The obvious difference is that demand generation software is usually used by business marketers, while marketing automation and campaign management are used primarily to reach consumers. But this distinction is less useful than it seems. Many traditional marketing automation systems are also used for business marketing, and many small consumer marketers use lower-end demand generation software.

A more meaningful distinction is between companies that market directly to their customers and those that sell through salespeople. Traditional marketing automation systems are used primarily in financial services, travel, retail and communication companies. Their campaigns sell specific products, even though the sale may be completed at a retail store, bank branch or by a sales agent. By contrast, demand generation systems attract and nurture leads, which will be handed to sales departments when they are ready to buy. The salespeople will then identify needs, select appropriate offers and close the deal.

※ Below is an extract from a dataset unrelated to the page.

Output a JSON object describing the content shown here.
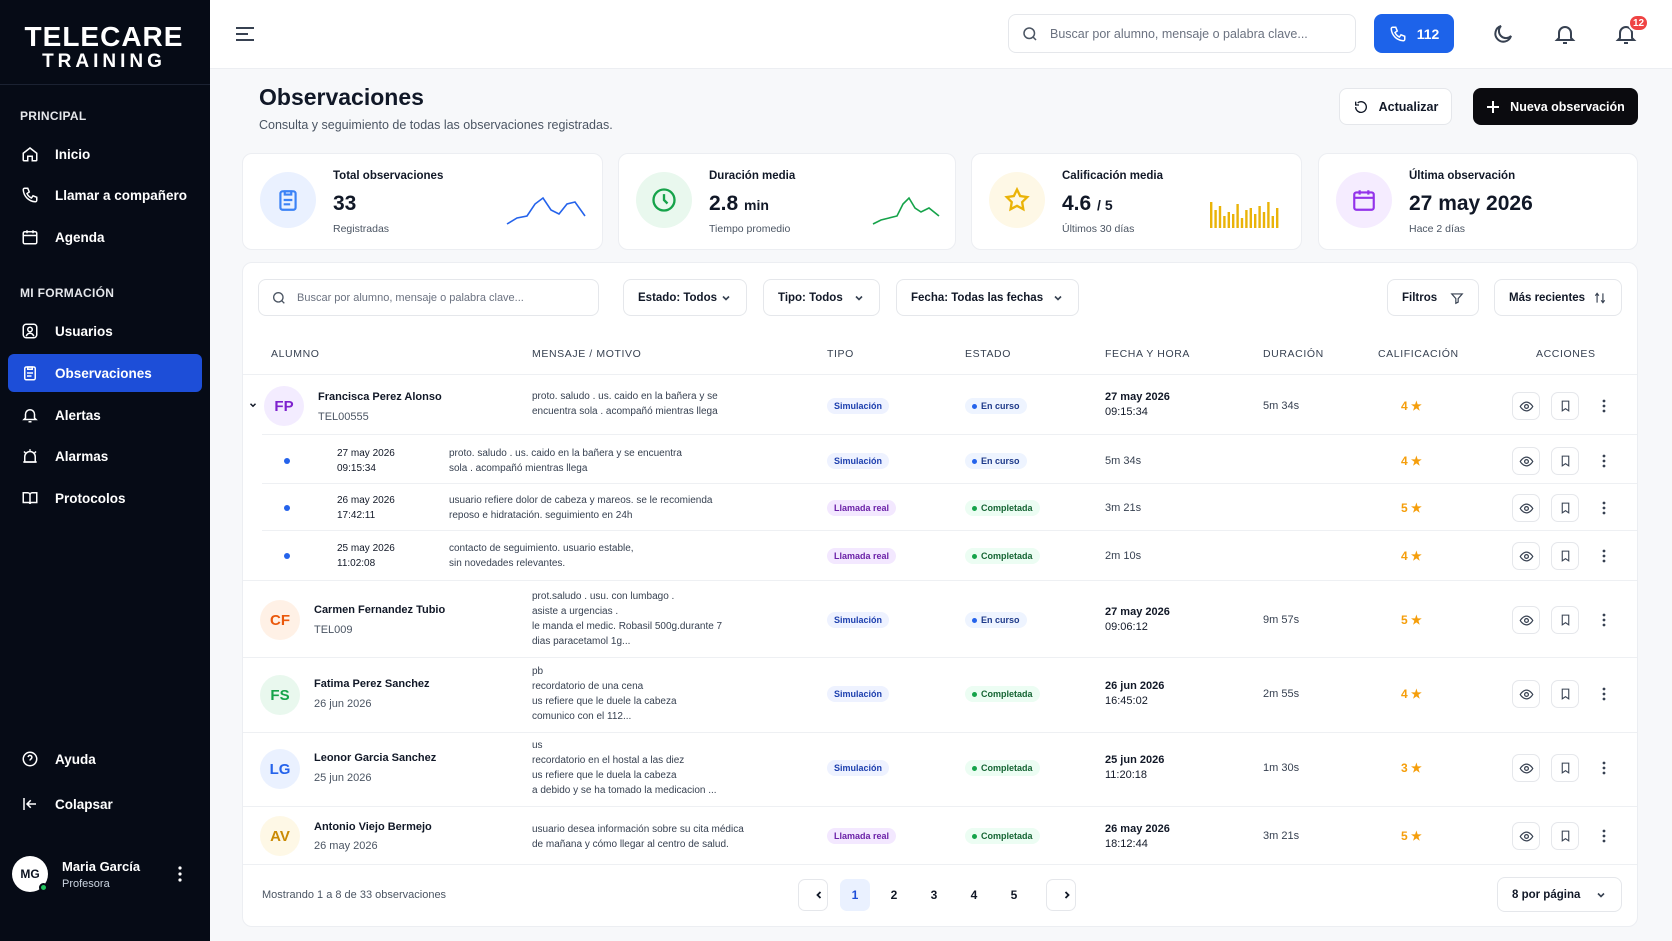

Another difference is that demand generation systems work with leads - people who have not yet made their first purchase - while marketing automation systems focus on existing customers. The fundamental distinction between nurturing leads and managing customers drives the major differences between the two sets of products. These include:

  • Focus on Internet behavior. Demand generation systems drive prospects to the company Web site, monitor their behavior and infer when they are ready to buy. Most of herding is done with emails, which can report whether they have been received, opened and clicked on. Demand generation systems track Internet behavior in great detail, because it’s one of their two main information sources. (The other is user-provided information such as surveys.) By contrast, marketing automation systems work primarily with promotion and purchase histories.
  • Integrated Web pages and analytics. Demand generation systems provide tools to build Web surveys and microsites and to capture data from these directly. This reflects their focus on online media. Marketing automation systems can build Web pages, but they largely assume this will be done externally. Similarly, they usually rely on third-party Web analytics systems to capture information about visitor behaviors.
  • Tracking of anonymous visitors. Tagging anonymous Web site visitors with cookies, building a history of their behavior and merging that history with the visitors’ identities later are central features of demand generation systems. Marketing automation systems may not even track anonymous visitors and certainly do not consider this a core capability.
  • Multistep, highly reactive campaigns. Treatments within a demand generation campaign can vary quickly and significantly in response to an individual’s behavior. Marketing automation systems consider this an advanced feature that only the most sophisticated users are expected to deploy. In contrast, this is a fundamental capability for even basic demand generation products. In fact, finding ways to simplify deployment of multistep campaigns is one of the main competitive battlegrounds in the industry.
  • Limited segmentation. This is the flip side of campaign complexity. Because demand generation systems start with limited information about their targets, they build campaigns that adjust treatments as information is gathered during execution. Because marketing automation systems begin with a much richer customer history, they select treatments using complex segmentations when the campaign is set up.
  • Lead scoring. Demand generation systems support elaborate scoring calculations to measure when a lead is ready for sales. Although marketing automation systems often support user-defined calculations and predictive modeling, they lack specialized lead-scoring functions such as depreciating the points allocated to older events or capping the points generated by a particular type of event. This is another competitive arena for demand generation vendors.
  • Simple database structure. Both demand generation and marketing automation systems maintain databases with information about individuals. But the base structure in demand generation systems is usually just a lead table and contact history. A modern marketing automation system usually includes purchases and often includes additional information, such as account balances and customer service interactions. The theory among demand generation vendors is that detailed information will be kept in the company’s customer management systems. However, most demand generation systems let their clients extend the data structure through custom tables.
Many of these differences are more a matter of emphasis than fundamental technology. The products within each group also vary widely. So, you still need to identify your own business requirements and assess how each system would meet them. Understanding the distinction between the two categories should make it easier to narrow down the products best suited to your needs.